Per farvi qualche esempio, YouTube non c’è e dovrete usarlo da browser. Anche Maps manca all'appello e potrete sostituirlo con Here di Nokia. Instagram non funziona perfettamente e questo potrebbe minare le vostre attività social. Molti servizi bancari non sono supportati così come Android Auto e l’eventuale acquirente dovrebbe tenere in considerazione questo limite.

Ammettiamo che avere il ripristino delle app al primo accesso in Google è comodo, ma tutto sommato alla fine della configurazione abbiamo raggiunto gli stessi risultati. Huawei sembra ancora all'inizio, ma è sulla strada giusta, se pensate che fino a qualche mese fa tutto ciò non c'era. Dovrà continuare ad investire nello sviluppo del suo ecosistema, coinvolgendo quanti più sviluppatori nella realizzazione delle applicazioni per il suo store e crescere, crescere ancora.
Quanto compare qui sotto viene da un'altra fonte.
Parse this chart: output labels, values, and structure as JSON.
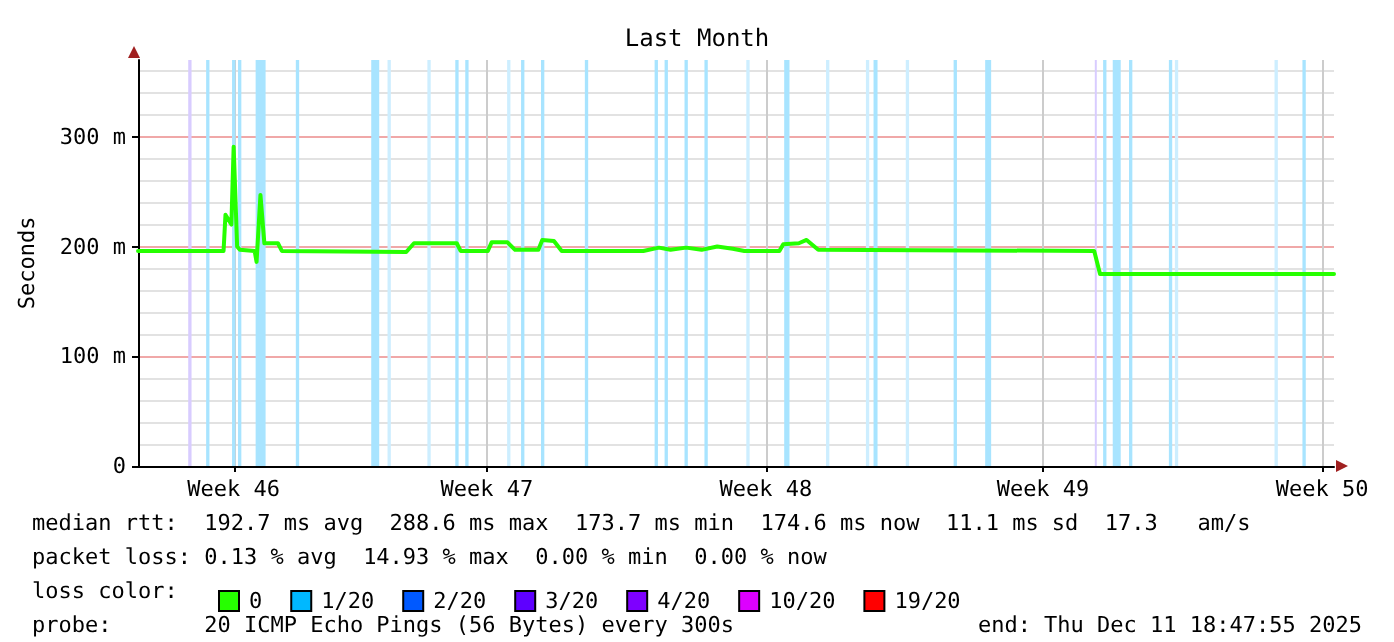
{
  "chart_data": {
    "type": "line",
    "title": "Last Month",
    "ylabel": "Seconds",
    "legend_title": "loss color:",
    "x": [
      "2025-11-11T18:47",
      "2025-11-13T22:17",
      "2025-11-13T23:26",
      "2025-11-14T02:59",
      "2025-11-14T04:21",
      "2025-11-14T06:27",
      "2025-11-14T08:05",
      "2025-11-14T16:59",
      "2025-11-14T18:09",
      "2025-11-14T20:29",
      "2025-11-14T22:50",
      "2025-11-15T07:01",
      "2025-11-15T09:22",
      "2025-11-18T12:15",
      "2025-11-18T16:55",
      "2025-11-19T18:40",
      "2025-11-19T21:00",
      "2025-11-20T13:23",
      "2025-11-20T15:43",
      "2025-11-21T01:05",
      "2025-11-21T05:46",
      "2025-11-21T19:48",
      "2025-11-21T22:09",
      "2025-11-22T05:10",
      "2025-11-22T09:51",
      "2025-11-24T10:59",
      "2025-11-24T20:21",
      "2025-11-25T03:22",
      "2025-11-25T12:43",
      "2025-11-25T22:05",
      "2025-11-26T07:27",
      "2025-11-26T16:48",
      "2025-11-26T23:49",
      "2025-11-27T20:53",
      "2025-11-27T23:13",
      "2025-11-28T08:35",
      "2025-11-28T13:16",
      "2025-11-28T20:17",
      "2025-12-05T18:25",
      "2025-12-05T21:56",
      "2025-12-11T18:47"
    ],
    "series": [
      {
        "name": "0",
        "color": "#26ff00",
        "values": [
          196,
          196,
          229,
          220,
          291,
          200,
          197,
          196,
          186,
          247,
          203,
          203,
          196,
          195,
          203,
          203,
          196,
          196,
          204,
          204,
          197,
          197,
          206,
          205,
          196,
          196,
          199,
          197,
          199,
          197,
          200,
          198,
          196,
          196,
          202,
          203,
          206,
          197,
          196,
          175,
          175
        ]
      },
      {
        "name": "1/20",
        "color": "#00b8ff",
        "values": [
          null,
          null,
          null,
          null,
          null,
          null,
          null,
          null,
          null,
          null,
          null,
          null,
          null,
          null,
          null,
          null,
          null,
          null,
          null,
          null,
          null,
          null,
          null,
          null,
          null,
          null,
          null,
          null,
          null,
          null,
          null,
          null,
          null,
          null,
          null,
          null,
          null,
          null,
          null,
          null,
          null
        ]
      },
      {
        "name": "2/20",
        "color": "#0059ff",
        "values": [
          null,
          null,
          null,
          null,
          null,
          null,
          null,
          null,
          null,
          null,
          null,
          null,
          null,
          null,
          null,
          null,
          null,
          null,
          null,
          null,
          null,
          null,
          null,
          null,
          null,
          null,
          null,
          null,
          null,
          null,
          null,
          null,
          null,
          null,
          null,
          null,
          null,
          null,
          null,
          null,
          null
        ]
      },
      {
        "name": "3/20",
        "color": "#5e00ff",
        "values": [
          null,
          null,
          null,
          null,
          null,
          null,
          null,
          null,
          null,
          null,
          null,
          null,
          null,
          null,
          null,
          null,
          null,
          null,
          null,
          null,
          null,
          null,
          null,
          null,
          null,
          null,
          null,
          null,
          null,
          null,
          null,
          null,
          null,
          null,
          null,
          null,
          null,
          null,
          null,
          null,
          null
        ]
      },
      {
        "name": "4/20",
        "color": "#7e00ff",
        "values": [
          null,
          null,
          null,
          null,
          null,
          null,
          null,
          null,
          null,
          null,
          null,
          null,
          null,
          null,
          null,
          null,
          null,
          null,
          null,
          null,
          null,
          null,
          null,
          null,
          null,
          null,
          null,
          null,
          null,
          null,
          null,
          null,
          null,
          null,
          null,
          null,
          null,
          null,
          null,
          null,
          null
        ]
      },
      {
        "name": "10/20",
        "color": "#dd00ff",
        "values": [
          null,
          null,
          null,
          null,
          null,
          null,
          null,
          null,
          null,
          null,
          null,
          null,
          null,
          null,
          null,
          null,
          null,
          null,
          null,
          null,
          null,
          null,
          null,
          null,
          null,
          null,
          null,
          null,
          null,
          null,
          null,
          null,
          null,
          null,
          null,
          null,
          null,
          null,
          null,
          null,
          null
        ]
      },
      {
        "name": "19/20",
        "color": "#ff0000",
        "values": [
          null,
          null,
          null,
          null,
          null,
          null,
          null,
          null,
          null,
          null,
          null,
          null,
          null,
          null,
          null,
          null,
          null,
          null,
          null,
          null,
          null,
          null,
          null,
          null,
          null,
          null,
          null,
          null,
          null,
          null,
          null,
          null,
          null,
          null,
          null,
          null,
          null,
          null,
          null,
          null,
          null
        ]
      }
    ],
    "xlim": [
      "2025-11-11T18:47",
      "2025-12-11T18:47"
    ],
    "xticks": [
      {
        "value": "2025-11-14T04:23",
        "label": "Week 46"
      },
      {
        "value": "2025-11-20T12:47",
        "label": "Week 47"
      },
      {
        "value": "2025-11-27T12:47",
        "label": "Week 48"
      },
      {
        "value": "2025-12-04T11:35",
        "label": "Week 49"
      },
      {
        "value": "2025-12-11T11:35",
        "label": "Week 50"
      }
    ],
    "ylim": [
      0,
      370
    ],
    "yticks": [
      0,
      {
        "value": 100,
        "label": "100 m"
      },
      {
        "value": 200,
        "label": "200 m"
      },
      {
        "value": 300,
        "label": "300 m"
      }
    ],
    "grid": true,
    "legend": "bottom",
    "marker": "none",
    "line_style": "solid",
    "bands": [
      {
        "axis": "x",
        "from": "2025-11-13T01:00",
        "to": "2025-11-13T03:00",
        "color": "#d8ccff"
      },
      {
        "axis": "x",
        "from": "2025-11-13T11:47",
        "to": "2025-11-13T13:47",
        "color": "#a8e4ff"
      },
      {
        "axis": "x",
        "from": "2025-11-14T03:23",
        "to": "2025-11-14T05:23",
        "color": "#a8e4ff"
      },
      {
        "axis": "x",
        "from": "2025-11-14T06:59",
        "to": "2025-11-14T08:59",
        "color": "#a8e4ff"
      },
      {
        "axis": "x",
        "from": "2025-11-14T17:35",
        "to": "2025-11-14T23:35",
        "color": "#a8e4ff"
      },
      {
        "axis": "x",
        "from": "2025-11-15T17:47",
        "to": "2025-11-15T19:47",
        "color": "#a8e4ff"
      },
      {
        "axis": "x",
        "from": "2025-11-17T15:11",
        "to": "2025-11-17T19:59",
        "color": "#a8e4ff"
      },
      {
        "axis": "x",
        "from": "2025-11-18T00:59",
        "to": "2025-11-18T02:59",
        "color": "#cdeeff"
      },
      {
        "axis": "x",
        "from": "2025-11-19T00:59",
        "to": "2025-11-19T02:59",
        "color": "#cdeeff"
      },
      {
        "axis": "x",
        "from": "2025-11-19T17:47",
        "to": "2025-11-19T19:47",
        "color": "#a8e4ff"
      },
      {
        "axis": "x",
        "from": "2025-11-19T23:47",
        "to": "2025-11-20T01:47",
        "color": "#a8e4ff"
      },
      {
        "axis": "x",
        "from": "2025-11-21T00:59",
        "to": "2025-11-21T02:59",
        "color": "#cdeeff"
      },
      {
        "axis": "x",
        "from": "2025-11-21T09:23",
        "to": "2025-11-21T11:23",
        "color": "#a8e4ff"
      },
      {
        "axis": "x",
        "from": "2025-11-21T21:23",
        "to": "2025-11-21T23:23",
        "color": "#a8e4ff"
      },
      {
        "axis": "x",
        "from": "2025-11-22T23:47",
        "to": "2025-11-23T01:47",
        "color": "#a8e4ff"
      },
      {
        "axis": "x",
        "from": "2025-11-24T17:47",
        "to": "2025-11-24T19:47",
        "color": "#a8e4ff"
      },
      {
        "axis": "x",
        "from": "2025-11-24T23:47",
        "to": "2025-11-25T01:47",
        "color": "#a8e4ff"
      },
      {
        "axis": "x",
        "from": "2025-11-25T11:47",
        "to": "2025-11-25T13:47",
        "color": "#a8e4ff"
      },
      {
        "axis": "x",
        "from": "2025-11-25T23:47",
        "to": "2025-11-26T01:47",
        "color": "#a8e4ff"
      },
      {
        "axis": "x",
        "from": "2025-11-27T00:59",
        "to": "2025-11-27T02:59",
        "color": "#cdeeff"
      },
      {
        "axis": "x",
        "from": "2025-11-27T23:47",
        "to": "2025-11-28T02:59",
        "color": "#a8e4ff"
      },
      {
        "axis": "x",
        "from": "2025-11-29T00:59",
        "to": "2025-11-29T02:59",
        "color": "#cdeeff"
      },
      {
        "axis": "x",
        "from": "2025-11-30T00:59",
        "to": "2025-11-30T02:59",
        "color": "#cdeeff"
      },
      {
        "axis": "x",
        "from": "2025-11-30T05:35",
        "to": "2025-11-30T07:59",
        "color": "#a8e4ff"
      },
      {
        "axis": "x",
        "from": "2025-12-01T00:59",
        "to": "2025-12-01T02:59",
        "color": "#cdeeff"
      },
      {
        "axis": "x",
        "from": "2025-12-02T05:47",
        "to": "2025-12-02T07:47",
        "color": "#a8e4ff"
      },
      {
        "axis": "x",
        "from": "2025-12-03T00:47",
        "to": "2025-12-03T04:23",
        "color": "#a8e4ff"
      },
      {
        "axis": "x",
        "from": "2025-12-05T18:47",
        "to": "2025-12-05T19:59",
        "color": "#d8ccff"
      },
      {
        "axis": "x",
        "from": "2025-12-05T23:47",
        "to": "2025-12-06T01:47",
        "color": "#a8e4ff"
      },
      {
        "axis": "x",
        "from": "2025-12-06T05:35",
        "to": "2025-12-06T10:23",
        "color": "#a8e4ff"
      },
      {
        "axis": "x",
        "from": "2025-12-06T15:23",
        "to": "2025-12-06T17:23",
        "color": "#a8e4ff"
      },
      {
        "axis": "x",
        "from": "2025-12-07T15:23",
        "to": "2025-12-07T17:23",
        "color": "#a8e4ff"
      },
      {
        "axis": "x",
        "from": "2025-12-07T18:59",
        "to": "2025-12-07T20:59",
        "color": "#cdeeff"
      },
      {
        "axis": "x",
        "from": "2025-12-10T06:59",
        "to": "2025-12-10T08:59",
        "color": "#cdeeff"
      },
      {
        "axis": "x",
        "from": "2025-12-10T23:47",
        "to": "2025-12-11T01:47",
        "color": "#a8e4ff"
      }
    ],
    "annotations": [
      "median rtt:  192.7 ms avg  288.6 ms max  173.7 ms min  174.6 ms now  11.1 ms sd  17.3   am/s",
      "packet loss: 0.13 % avg  14.93 % max  0.00 % min  0.00 % now",
      "probe:       20 ICMP Echo Pings (56 Bytes) every 300s",
      "end: Thu Dec 11 18:47:55 2025"
    ]
  }
}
Noi tifiamo per Huawei!

Huawei P40 Pro

Nel giro di tre settimane, il tempo della nostra prova, Android 10 si è aggiornato per ben tre volte con le patch abbastanza corpose di marzo e alcune novità interessanti: le air gesture che permettono di navigare su Internet o fare uno screenshot senza toccare lo schermo, l'assistente vocale Hey Celia (non ancora disponibile in Italia) e la barra laterale per le app in finestra. A questi dobbiamo aggiungere Huawei MeeTime per videochiamate in Full HD 1080p su smartphone, tablet e Huawei Vision TV anche con segnale debole o scarsa luminosità e Huawei Share per il trasferimento di file ad alta velocità tra lo smartphone e altri dispositivi come tablet e PC.